Insgesamt exportierte die EU Waren um 640,5 Milliarden Euro in Länder außerhalb der Union. Das waren um 8,8 Prozent weniger als im ersten Quartal 2025. Die Importe lagen bei 627,8 Milliarden Euro und gingen im Jahresvergleich um 3,3 Prozent zurück.
Die USA blieben mit Waren um 119,4 Milliarden Euro der wichtigste Exportmarkt der EU. Das entspricht 18,6 Prozent aller Ausfuhren. Dahinter folgen das Vereinigte Königreich mit 88,7 Milliarden Euro, die Schweiz mit 57,2 Milliarden Euro, China mit 47,6 Milliarden Euro und die Türkei mit 27,1 Milliarden Euro.
Auch bei anderen wichtigen Handelspartnern gab es Rückgänge: Die Exporte in die Türkei sanken um 8,2 Prozent, jene nach China um 7,9 Prozent.
Bei den Importen bleibt China klar vorne.

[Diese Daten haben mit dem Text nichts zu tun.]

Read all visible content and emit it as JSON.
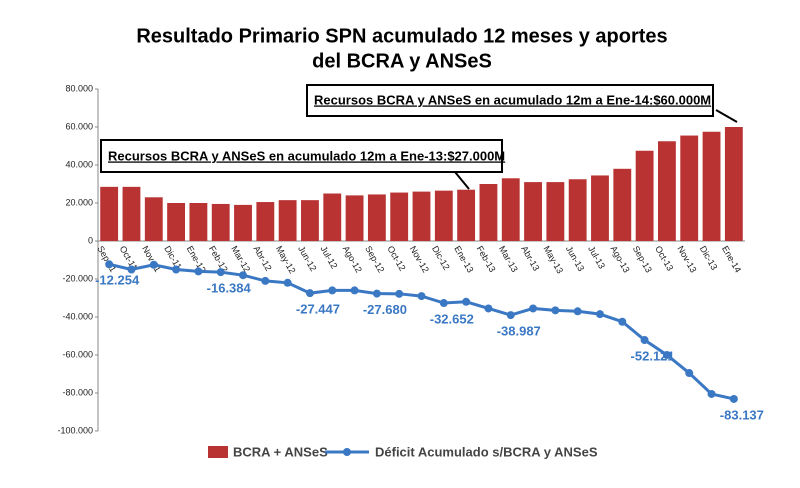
{
  "chart_data": {
    "type": "bar_line",
    "title": [
      "Resultado Primario SPN acumulado 12 meses y aportes",
      "del BCRA y ANSeS"
    ],
    "categories": [
      "Sep-11",
      "Oct-11",
      "Nov-11",
      "Dic-11",
      "Ene-12",
      "Feb-12",
      "Mar-12",
      "Abr-12",
      "May-12",
      "Jun-12",
      "Jul-12",
      "Ago-12",
      "Sep-12",
      "Oct-12",
      "Nov-12",
      "Dic-12",
      "Ene-13",
      "Feb-13",
      "Mar-13",
      "Abr-13",
      "May-13",
      "Jun-13",
      "Jul-13",
      "Ago-13",
      "Sep-13",
      "Oct-13",
      "Nov-13",
      "Dic-13",
      "Ene-14"
    ],
    "series": [
      {
        "name": "BCRA + ANSeS",
        "color": "#b93333",
        "type": "bar",
        "values": [
          28500,
          28500,
          23000,
          20000,
          20000,
          19500,
          19000,
          20500,
          21500,
          21500,
          25000,
          24000,
          24500,
          25500,
          26000,
          26500,
          27000,
          30000,
          33000,
          31000,
          31000,
          32500,
          34500,
          38000,
          47500,
          52500,
          55500,
          57500,
          60000
        ]
      },
      {
        "name": "Déficit Acumulado s/BCRA y ANSeS",
        "color": "#3b78c3",
        "type": "line",
        "values": [
          -12254,
          -15000,
          -12500,
          -15000,
          -16000,
          -16384,
          -18000,
          -21000,
          -22000,
          -27447,
          -26000,
          -26000,
          -27680,
          -27800,
          -29000,
          -32652,
          -32000,
          -35500,
          -38987,
          -35500,
          -36500,
          -37000,
          -38500,
          -42500,
          -52121,
          -60000,
          -69500,
          -80500,
          -83137
        ],
        "value_labels": [
          "-12.254",
          null,
          null,
          null,
          null,
          "-16.384",
          null,
          null,
          null,
          "-27.447",
          null,
          null,
          "-27.680",
          null,
          null,
          "-32.652",
          null,
          null,
          "-38.987",
          null,
          null,
          null,
          null,
          null,
          "-52.121",
          null,
          null,
          null,
          "-83.137"
        ]
      }
    ],
    "ylim": [
      -100000,
      80000
    ],
    "yticks": [
      {
        "value": -100000,
        "label": "-100.000"
      },
      {
        "value": -80000,
        "label": "-80.000"
      },
      {
        "value": -60000,
        "label": "-60.000"
      },
      {
        "value": -40000,
        "label": "-40.000"
      },
      {
        "value": -20000,
        "label": "-20.000"
      },
      0,
      {
        "value": 20000,
        "label": "20.000"
      },
      {
        "value": 40000,
        "label": "40.000"
      },
      {
        "value": 60000,
        "label": "60.000"
      },
      {
        "value": 80000,
        "label": "80.000"
      }
    ],
    "annotations": [
      "Recursos BCRA y ANSeS en acumulado 12m a Ene-13:$27.000M",
      "Recursos BCRA y ANSeS en acumulado 12m a Ene-14:$60.000M"
    ],
    "legend": "bottom"
  }
}
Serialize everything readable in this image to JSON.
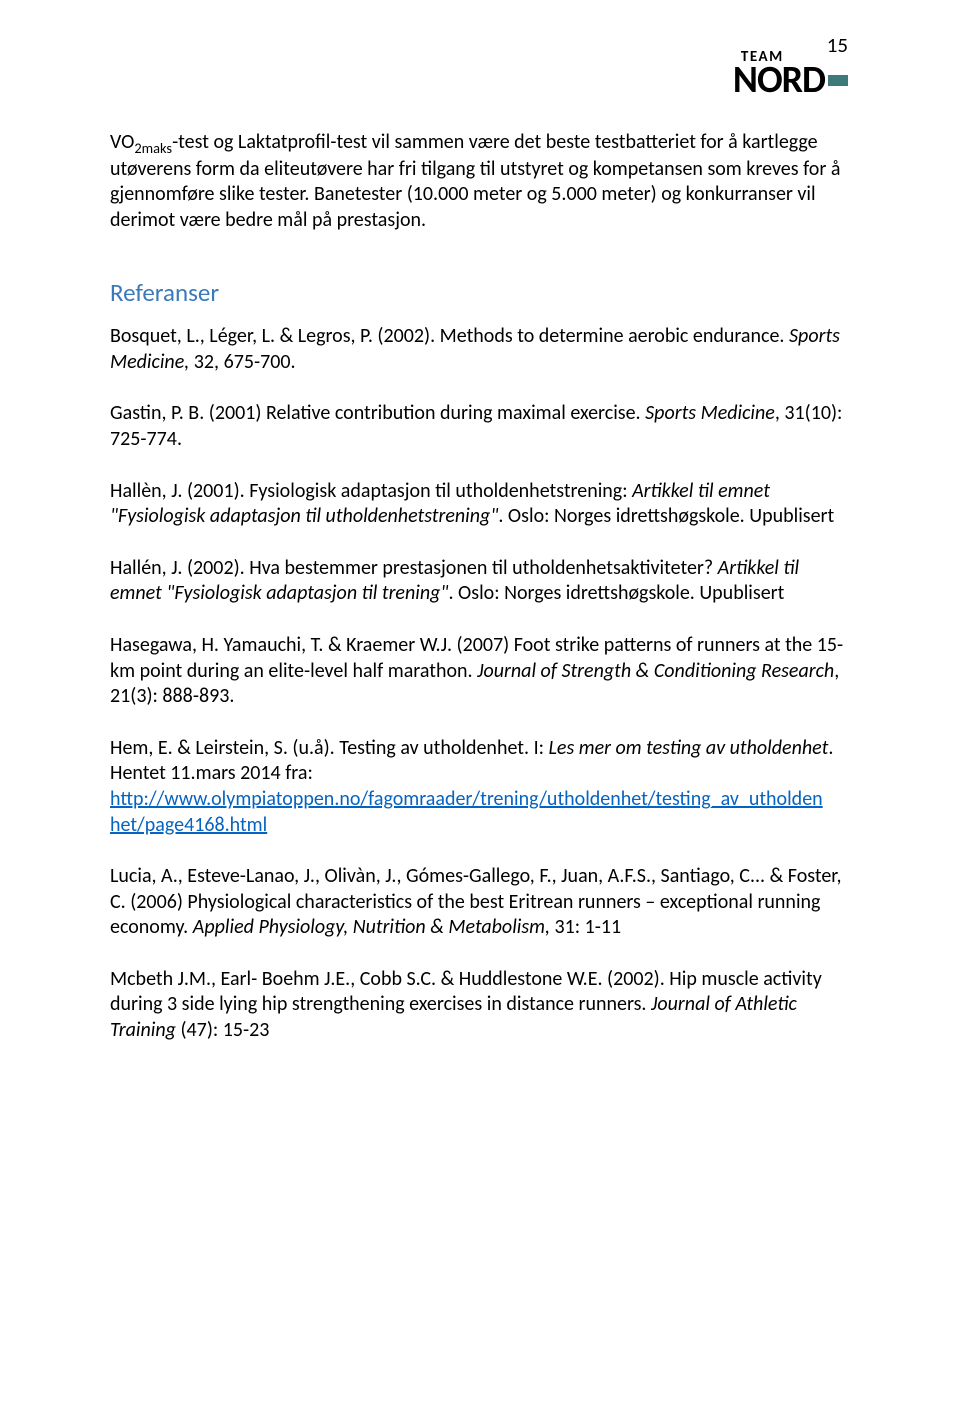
{
  "page_number": "15",
  "logo": {
    "line1": "TEAM",
    "line2": "NORD"
  },
  "intro_paragraph": {
    "pre": "VO",
    "sub": "2maks",
    "rest": "-test og Laktatprofil-test vil sammen være det beste testbatteriet for å kartlegge utøverens form da eliteutøvere har fri tilgang til utstyret og kompetansen som kreves for å gjennomføre slike tester. Banetester (10.000 meter og 5.000 meter) og konkurranser vil derimot være bedre mål på prestasjon."
  },
  "section_heading": "Referanser",
  "refs": {
    "r1": {
      "a": "Bosquet, L., Léger, L. & Legros, P. (2002). Methods to determine aerobic endurance. ",
      "i": "Sports Medicine, ",
      "b": "32, 675-700."
    },
    "r2": {
      "a": "Gastin, P. B. (2001) Relative contribution  during maximal exercise. ",
      "i": "Sports Medicine",
      "b": ", 31(10): 725-774."
    },
    "r3": {
      "a": "Hallèn, J. (2001). Fysiologisk adaptasjon til utholdenhetstrening: ",
      "i": "Artikkel til emnet \"Fysiologisk adaptasjon til utholdenhetstrening\"",
      "b": ". Oslo: Norges idrettshøgskole. Upublisert"
    },
    "r4": {
      "a": "Hallén, J. (2002). Hva bestemmer prestasjonen til utholdenhetsaktiviteter? ",
      "i": "Artikkel til emnet \"Fysiologisk adaptasjon til trening\"",
      "b": ". Oslo: Norges idrettshøgskole. Upublisert"
    },
    "r5": {
      "a": "Hasegawa, H. Yamauchi, T. & Kraemer W.J. (2007) Foot strike patterns of runners at the 15-km point during an elite-level half marathon. ",
      "i": "Journal of Strength & Conditioning Research",
      "b": ", 21(3): 888-893."
    },
    "r6": {
      "a": "Hem, E. & Leirstein, S. (u.å). Testing av utholdenhet. I: ",
      "i": "Les mer om testing av utholdenhet",
      "b": ". Hentet 11.mars 2014 fra:",
      "link1": "http://www.olympiatoppen.no/fagomraader/trening/utholdenhet/testing_av_utholden",
      "link2": "het/page4168.html"
    },
    "r7": {
      "a": "Lucia, A., Esteve-Lanao, J., Olivàn, J., Gómes-Gallego, F., Juan, A.F.S., Santiago, C... & Foster, C. (2006) Physiological characteristics of the best Eritrean runners – exceptional running economy. ",
      "i": "Applied Physiology, Nutrition & Metabolism, ",
      "b": "31: 1-11"
    },
    "r8": {
      "a": "Mcbeth J.M., Earl- Boehm J.E., Cobb S.C. & Huddlestone W.E. (2002). Hip muscle activity during 3 side lying hip strengthening exercises in distance runners. ",
      "i": "Journal of Athletic Training ",
      "b": "(47): 15-23"
    }
  }
}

Die EU kaufte im ersten Quartal 2026 Waren um 145,3 Milliarden Euro aus China. Das entspricht 23,1 Prozent aller Importe aus Nicht-EU-Staaten. Dahinter liegen die USA mit 85,9 Milliarden Euro (-5,7 Prozent) und das Vereinigte Königreich mit 39,5 Milliarden Euro (-3,4 Prozent).